Kent Meredith is not a fanatic follower of basketball or concerts, which probably gave him a step up toward becoming general manager of the United Spirit Arena when Texas Tech opened its state-of-the-art facility in 1999.
Otherwise, he would be disappointed at all he has to miss.
Meredith must focus on all areas of the facility, not just the court during basketball and volleyball games, and he usually handles contracts and payouts behind locked office doors while legendary performers entertain sellout crowds.
What many fail to recognize is that the United Spirit Arena is open 365 days every year, Meredith said, with the high visibility games and concerts complemented by practices, business meetings, banquets, commencements, holiday parties, rooms rented to student and community groups on a daily basis and 55-60 days of summer camps.
Full-time employees at the USA total six a pair of supervisors dealing specifically with the basketball court, and Meredith and his trio of assistants: Cindy Harper, assistant director/manager of marketing and guest relations; Dan Burns, associate director; and Jim Bush, technical director.
Meredith also noted that, because the building belongs to Texas Tech, he delegates a lot of responsibility to a large number of Tech students working “part-time, but in growing positions of authority.”
Assuring smooth day-to-day operation of the facility is only one reason. Another reason he encourages students is because he may be grooming a new generation of facility administrators.
Meredith stumbled upon his vocation-of-choice accidentally. But for a door opening here and there, he may have wound up owning a garden center or teaching high school drama. Those were careers he considered while a San Antonio high school student.
Meredith began working at age 15 at Grimms Nursery, physically demanding landscaping work outdoors in San Antonio’s high temperatures and high humidity. It was a satisfying job; he kept it for four years. His only extracurricular interest in high school was "theater and drama."
If it weren’t for his older brother Vick, Meredith said he probably still be at the nursery.
“I went to Southwest Texas State because that’s where my brother went,” he said. “But he was the one who pushed me to go to college.”
Meredith was a theater major for a year before looking for other options. He tried out for and made the cheerleading squad his second semester. That paid off when the cheerleaders’ sponsor turned out to be the director of the newly opened 8,000-seat Strahan Coliseum.
Already on financial aid, Meredith began working at the coliseum and, from there, added Bobcat Stadium to his resume. He loved the diversity of duties.
“This was the greatest job I’d ever had,” he said. “It was an exciting environment where I helped with basketball games, with appearances by celebrities like Phil Donahue, with concerts by George Strait, who is a Southwest Texas State alumnus. I wasn’t sure which classes would help maybe psychology, maybe political science so I took them all. The closest degree that played into all this turned out to be in recreational administration.”

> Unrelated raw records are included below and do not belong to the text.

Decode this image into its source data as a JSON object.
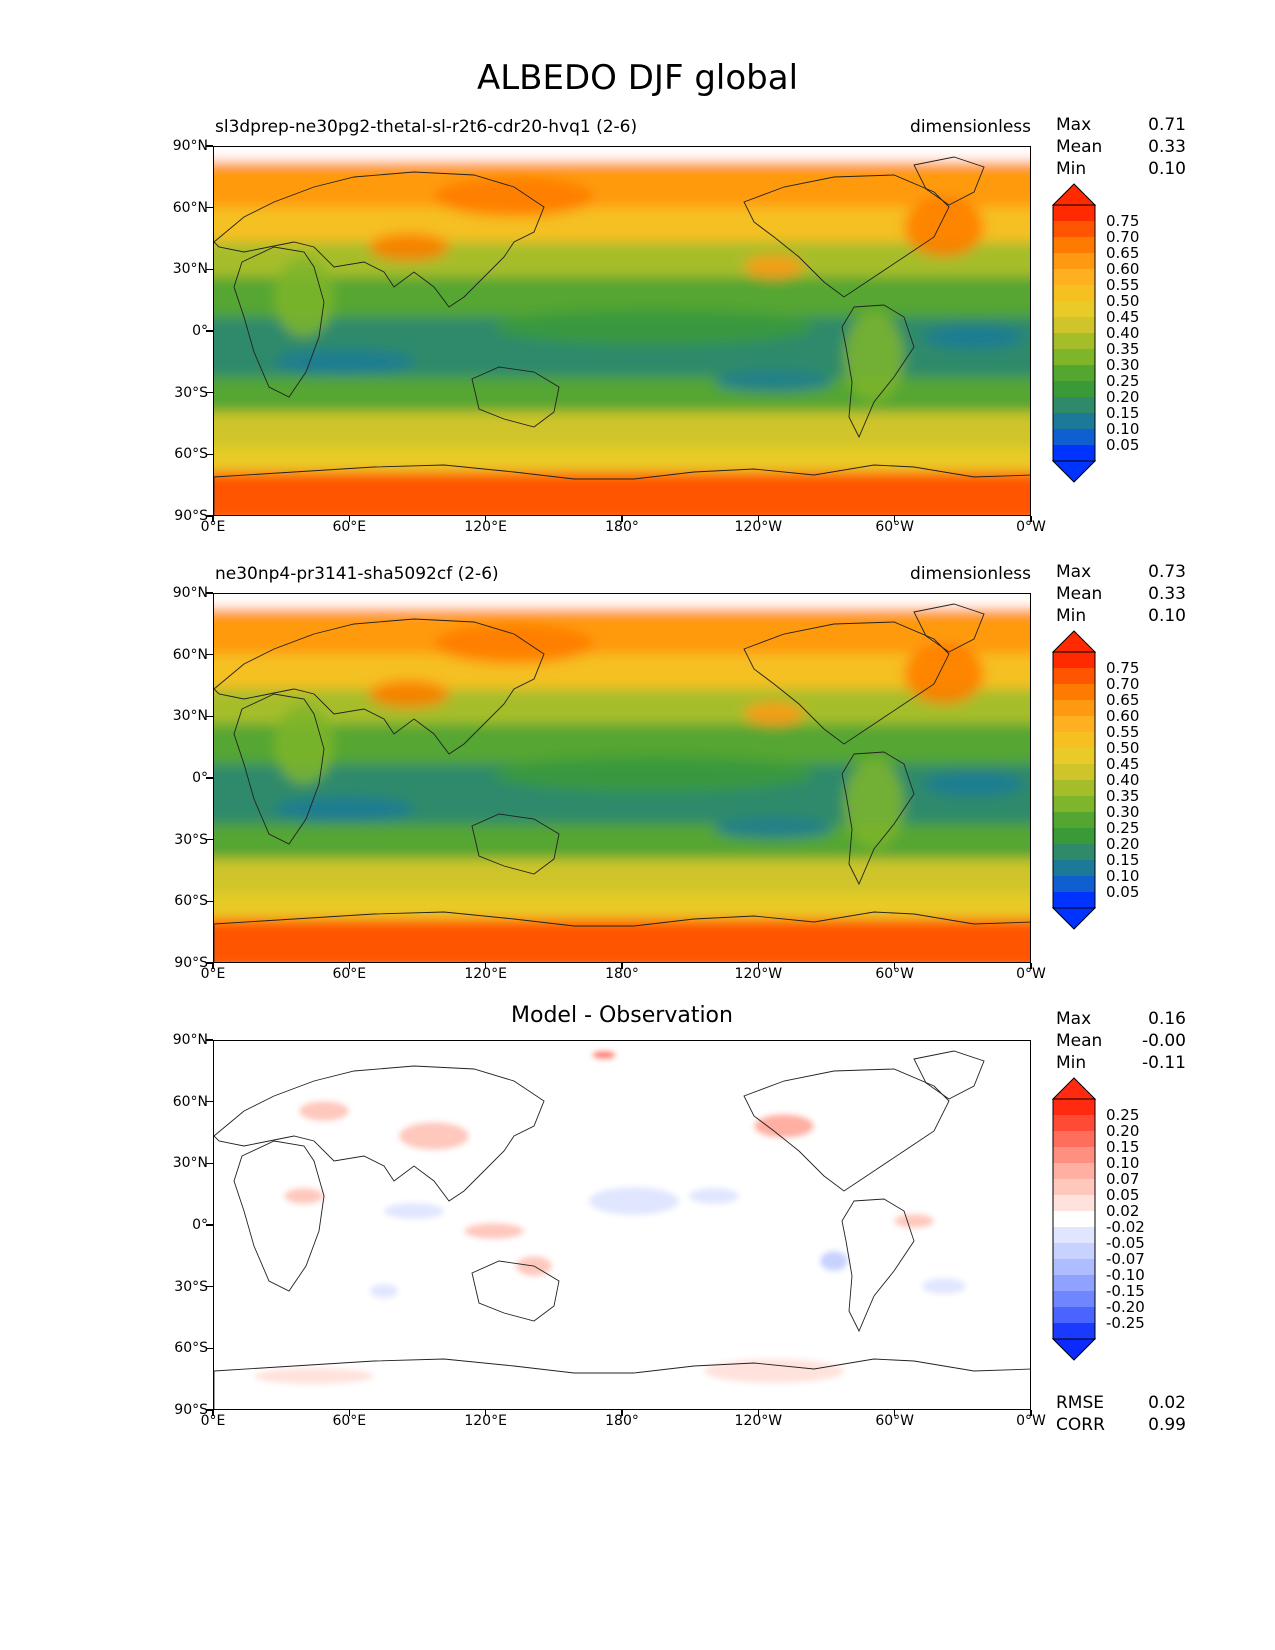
{
  "figure": {
    "title": "ALBEDO DJF global"
  },
  "axes": {
    "y_ticks": [
      "90°N",
      "60°N",
      "30°N",
      "0°",
      "30°S",
      "60°S",
      "90°S"
    ],
    "x_ticks": [
      "0°E",
      "60°E",
      "120°E",
      "180°",
      "120°W",
      "60°W",
      "0°W"
    ]
  },
  "panels": [
    {
      "id": "test",
      "model_label": "sl3dprep-ne30pg2-thetal-sl-r2t6-cdr20-hvq1 (2-6)",
      "units": "dimensionless",
      "center_title": "",
      "stats": [
        {
          "name": "Max",
          "value": "0.71"
        },
        {
          "name": "Mean",
          "value": "0.33"
        },
        {
          "name": "Min",
          "value": "0.10"
        }
      ],
      "colorbar": {
        "labels": [
          "0.75",
          "0.70",
          "0.65",
          "0.60",
          "0.55",
          "0.50",
          "0.45",
          "0.40",
          "0.35",
          "0.30",
          "0.25",
          "0.20",
          "0.15",
          "0.10",
          "0.05"
        ],
        "colors": [
          "#ff2a00",
          "#ff5500",
          "#ff7a00",
          "#ff9a10",
          "#ffb020",
          "#f5c020",
          "#e8cb28",
          "#cfc52a",
          "#a6bd2a",
          "#7eb52a",
          "#55a630",
          "#3a9a38",
          "#2f8a6a",
          "#1a7a98",
          "#0f5fd0",
          "#0033ff"
        ],
        "top_color": "#ff2a00",
        "bottom_color": "#0033ff"
      },
      "metrics": []
    },
    {
      "id": "reference",
      "model_label": "ne30np4-pr3141-sha5092cf (2-6)",
      "units": "dimensionless",
      "center_title": "",
      "stats": [
        {
          "name": "Max",
          "value": "0.73"
        },
        {
          "name": "Mean",
          "value": "0.33"
        },
        {
          "name": "Min",
          "value": "0.10"
        }
      ],
      "colorbar": {
        "labels": [
          "0.75",
          "0.70",
          "0.65",
          "0.60",
          "0.55",
          "0.50",
          "0.45",
          "0.40",
          "0.35",
          "0.30",
          "0.25",
          "0.20",
          "0.15",
          "0.10",
          "0.05"
        ],
        "colors": [
          "#ff2a00",
          "#ff5500",
          "#ff7a00",
          "#ff9a10",
          "#ffb020",
          "#f5c020",
          "#e8cb28",
          "#cfc52a",
          "#a6bd2a",
          "#7eb52a",
          "#55a630",
          "#3a9a38",
          "#2f8a6a",
          "#1a7a98",
          "#0f5fd0",
          "#0033ff"
        ],
        "top_color": "#ff2a00",
        "bottom_color": "#0033ff"
      },
      "metrics": []
    },
    {
      "id": "difference",
      "model_label": "",
      "units": "",
      "center_title": "Model - Observation",
      "stats": [
        {
          "name": "Max",
          "value": "0.16"
        },
        {
          "name": "Mean",
          "value": "-0.00"
        },
        {
          "name": "Min",
          "value": "-0.11"
        }
      ],
      "colorbar": {
        "labels": [
          "0.25",
          "0.20",
          "0.15",
          "0.10",
          "0.07",
          "0.05",
          "0.02",
          "-0.02",
          "-0.05",
          "-0.07",
          "-0.10",
          "-0.15",
          "-0.20",
          "-0.25"
        ],
        "colors": [
          "#ff2a10",
          "#ff4a35",
          "#ff6e5a",
          "#ff8f80",
          "#ffb0a2",
          "#ffc8bd",
          "#ffe2dc",
          "#ffffff",
          "#e0e6ff",
          "#c8d2ff",
          "#aebdff",
          "#8fa2ff",
          "#6f86ff",
          "#4a64ff",
          "#1a3aff"
        ],
        "top_color": "#ff2a10",
        "bottom_color": "#0a2aff"
      },
      "metrics": [
        {
          "name": "RMSE",
          "value": "0.02"
        },
        {
          "name": "CORR",
          "value": "0.99"
        }
      ]
    }
  ]
}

No jobs were available when he graduated and returned to San Antonio, so he went to work for his brother, who “gave me an opportunity to earn a lot of money working with copiers and fax machines.”
He earned a master’s degree and then spent a year counseling students. “But I still missed facility management,” he said.
The Alamo Dome opened in 1993. He called, left resumes and applied for everything.
“Sometimes you have to make sacrifices,” Meredith said. So he volunteered to work part time at the Alamo Dome for free, while keeping another paying job.
Meredith’s skills were noted, and he eventually was hired at the Alamo Dome. In three years, he became assistant to the director.
Meredith said the United Spirit Arena appealed to him because it was a brand new facility with 15,000 seats. It would be an opportunity to start off as the arena’s first manager and hire my own staff, put my own system together. I would be working with the coaches and, to be honest, I was more nervous about meeting Coach (Marsha) Sharp.
“The athletic department told me this arena was built for basketball, but the (Tech) administration told me we’d also have to do concerts and other events ... to take care of funding and operational costs. So there would be a nice balance.”
Meredith and his staff work hard to bring in the concerts that Texas Tech and the Lubbock community want to see, but he said, “I’m in an office with the promoter and his accountant when the main act comes on.”
During basketball games, he usually can be found in a control booth, “where I can communicate with police, first aid and keep an eye on the crowd. ”
“Even back with the (San Antonio) Spurs, I was a fan ... but you cannot be a basketball nut when you need to be aware of what is happening in the crowd. You must be all eyes, all ears. Your priority is to make sure this is a safe environment for everyone here.”
He often applauds his staff, notes the community’s support of non-sports events and even thanks his boss (Michael Shonrock, vice president of student affairs) for supporting his booking decisions.
“I would look through the Amusement Business Aud-Arena Guide and think about how great it would be to work in some of the larger facilities listed,” Meredith said of he college days. “I viewed this book much as I viewed the Sears catalog when I was younger. ... Now, I love where I’m at. I love working at this arena, and I can’t think of a nicer or friendlier place to live.”